To actually enable the forwarding, it is enough to enable it per interface. The decision whether the packet should be forwarded or dropped is done upon packet receive, so the forwarding has to be enabled on the receiving interface. But be careful, usually the response to the original packet is received vice-versa – via the interface through the the original packet was sent. For example: To be able to receive a packet on eth0 and forward it to eth1, forwarding for eth0 must be enabled. But to be able to also receive a response packet on eth1 and forward it to eth0, also forwarding for eth1 must be enabled.

Note that global settings (net.ipv4.ip_forward and net.ipv4.conf.all.forwarding) doesn’t need to be enabled. But they behave in a special way: If any of them is changed, all other forwarding sysctl options (including all of the per-interface ones) are changed accordingly. If the device is meant to be a router, it is natural to enable the forwarding for all interfaces, using the global options.

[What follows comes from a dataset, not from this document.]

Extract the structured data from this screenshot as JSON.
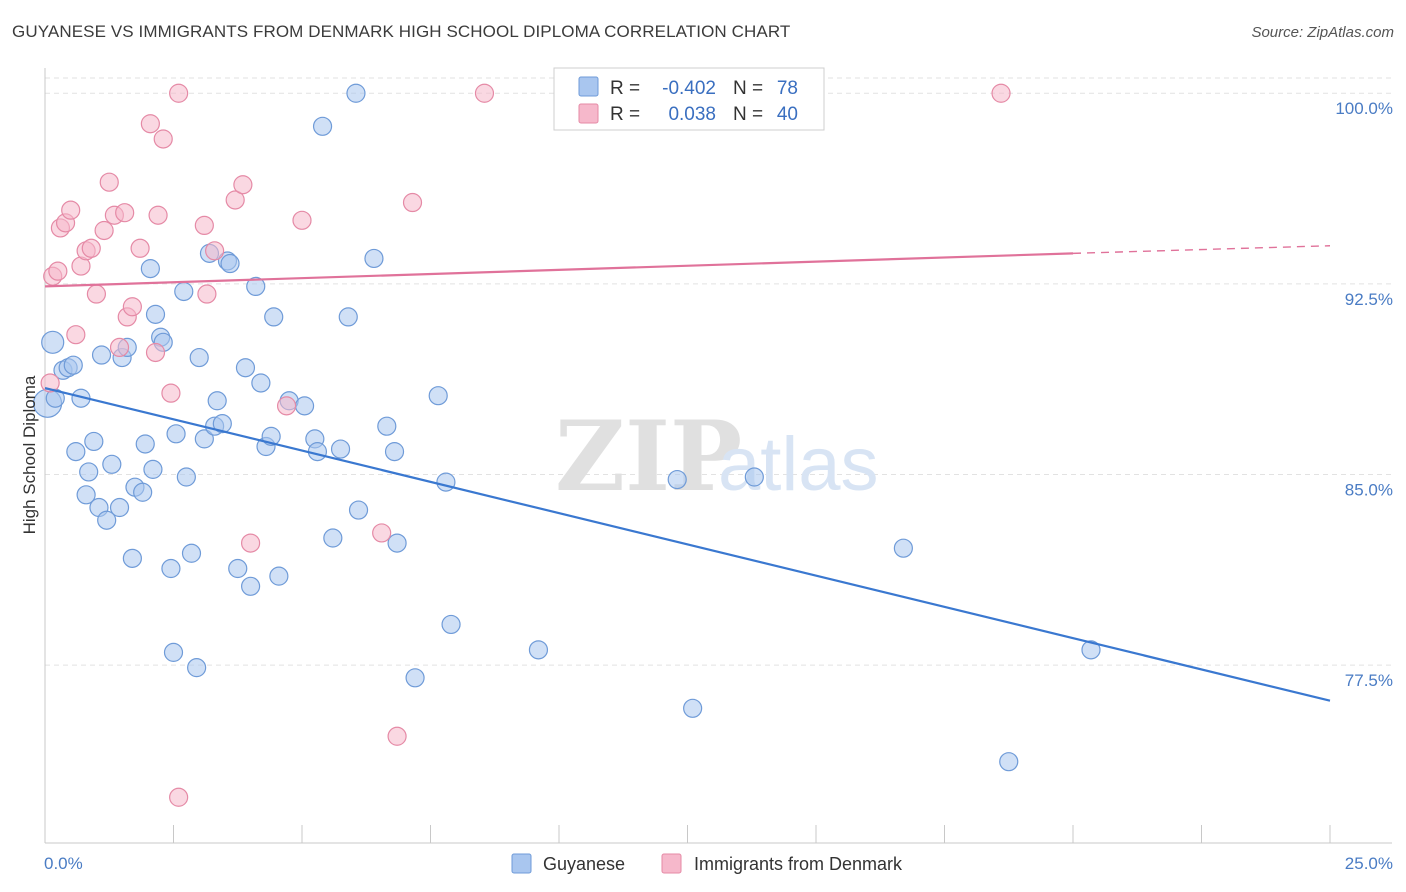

We can enable forwarding using this command:

sysctl -w net.ipv4.ip_forward=1

VDE

  • Stands for Virtual Distributed Ethernet and is capable of emulating Ethernet switches in software.
  • Compared to the more Linux native approach (bridging using the bridge kernel module), VDE can be run without root privileges as it runs as a user application.
  • vde_switch command is used to emulate an Ethernet switch. Each running instance of the command represents one switch.
  • It uses UNIX-domain sockets to establish connection between the VDE switch and another application (e.g. QEMU).

Running the VDE switch:

vde_switch -sock /tmp/my_switch.sock

Connecting a QEMU VM to the VDE switch:

qemu-system-x86_64 -nic vde,sock=/tmp/my_switch.sock

Note that by default, the VDE switch runs in foreground. If you hit the Return key, you invoke the management console of the switch.